Uncertainty Reduction Through Data Management in the Development, Validation, Calibration, and Operation of a Hurricane Vulnerability Model

doi: 10.1007/s13753-020-00316-4
Funds:

The Florida Office of Insurance Regulation (FLOIR) provided financial support for this work. The opinions, findings, and conclusions presented in this article are those of the authors alone, and do not necessarily represent the views of the FLOIR. Special thanks to Yuepeng Li from Florida International University, and Andrew Kennedy from University of Notre Dame, who provided hazard information, as well as to Daysiry Rodriguez and Amssatou Diagne who processed the databases.

  • Available Online: 2021-12-25
  • Publish Date: 2021-12-25
  • Catastrophe models estimate risk at the intersection of hazard, exposure, and vulnerability. Each of these areas requires diverse sources of data, which are very often incomplete, inconsistent, or missing altogether. The poor quality of the data is a source of epistemic uncertainty, which affects the vulnerability models as well as the output of the catastrophe models. This article identifies the different sources of epistemic uncertainty in the data, and elaborates on strategies to reduce this uncertainty, in particular through identification, augmentation, and integration of the different types of data. The challenges are illustrated through the Florida Public Hurricane Loss Model (FPHLM), which estimates insured losses on residential buildings caused by hurricane events in Florida. To define the input exposure, and for model development, calibration, and validation purposes, the FPHLM teams accessed three main sources of data: county tax appraiser databases, National Flood Insurance Protection (NFIP) portfolios, and wind insurance portfolios.
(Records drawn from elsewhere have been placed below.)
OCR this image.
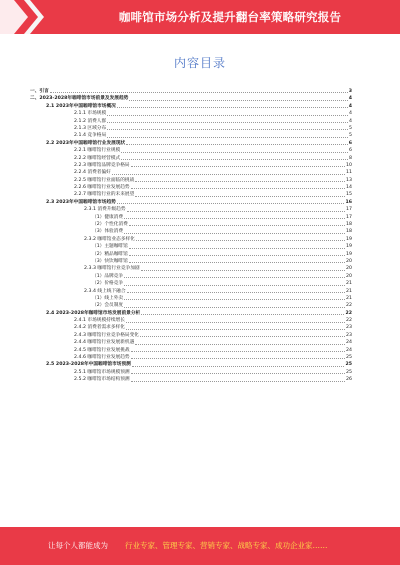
咖啡馆市场分析及提升翻台率策略研究报告
内容目录
一、引言	3
二、2023-2028年咖啡馆市场前景及发展趋势	4
2.1 2023年中国咖啡馆市场概况	4
2.1.1 市场规模	4
2.1.2 消费人群	4
2.1.3 区域分布	5
2.1.4 竞争格局	5
2.2 2023年中国咖啡馆行业发展现状	6
2.2.1 咖啡馆行业规模	6
2.2.2 咖啡馆经营模式	8
2.2.3 咖啡馆品牌竞争格局	10
2.2.4 消费者偏好	11
2.2.5 咖啡馆行业面临的挑战	13
2.2.6 咖啡馆行业发展趋势	14
2.2.7 咖啡馆行业的未来展望	15
2.3 2023年中国咖啡馆市场趋势	16
2.3.1 消费升级趋势	17
（1）健康消费	17
（2）个性化消费	18
（3）体验消费	18
2.3.2 咖啡馆业态多样化	19
（1）主题咖啡馆	19
（2）精品咖啡馆	19
（3）快饮咖啡馆	20
2.3.3 咖啡馆行业竞争加剧	20
（1）品牌竞争	20
（2）价格竞争	21
2.3.4 线上线下融合	21
（1）线上外卖	21
（2）会员制度	22
2.4 2023-2028年咖啡馆市场发展前景分析	22
2.4.1 市场规模持续增长	22
2.4.2 消费者需求多样化	23
2.4.3 咖啡馆行业竞争格局变化	23
2.4.4 咖啡馆行业发展新机遇	24
2.4.5 咖啡馆行业发展挑战	24
2.4.6 咖啡馆行业发展趋势	25
2.5 2023-2028年中国咖啡馆市场预测	25
2.5.1 咖啡馆市场规模预测	25
2.5.2 咖啡馆市场结构预测	26
让每个人都能成为 行业专家、管理专家、营销专家、战略专家、成功企业家……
The data from these different sources were reformatted and processed, and the insurance databases were separately cross-referenced at the county level with tax appraiser databases. The FPHLM hazard teams assigned estimates of natural hazard intensity measure to each insurance claim. These efforts produced an integrated and more complete set of building descriptors for each policy in the NFIP and wind portfolios. The article describes the impact of these uncertainty reductions on the development and validation of the vulnerability models, and suggests avenues for data improvement. Lessons learned should be of interest to professionals involved in disaster risk assessment and management.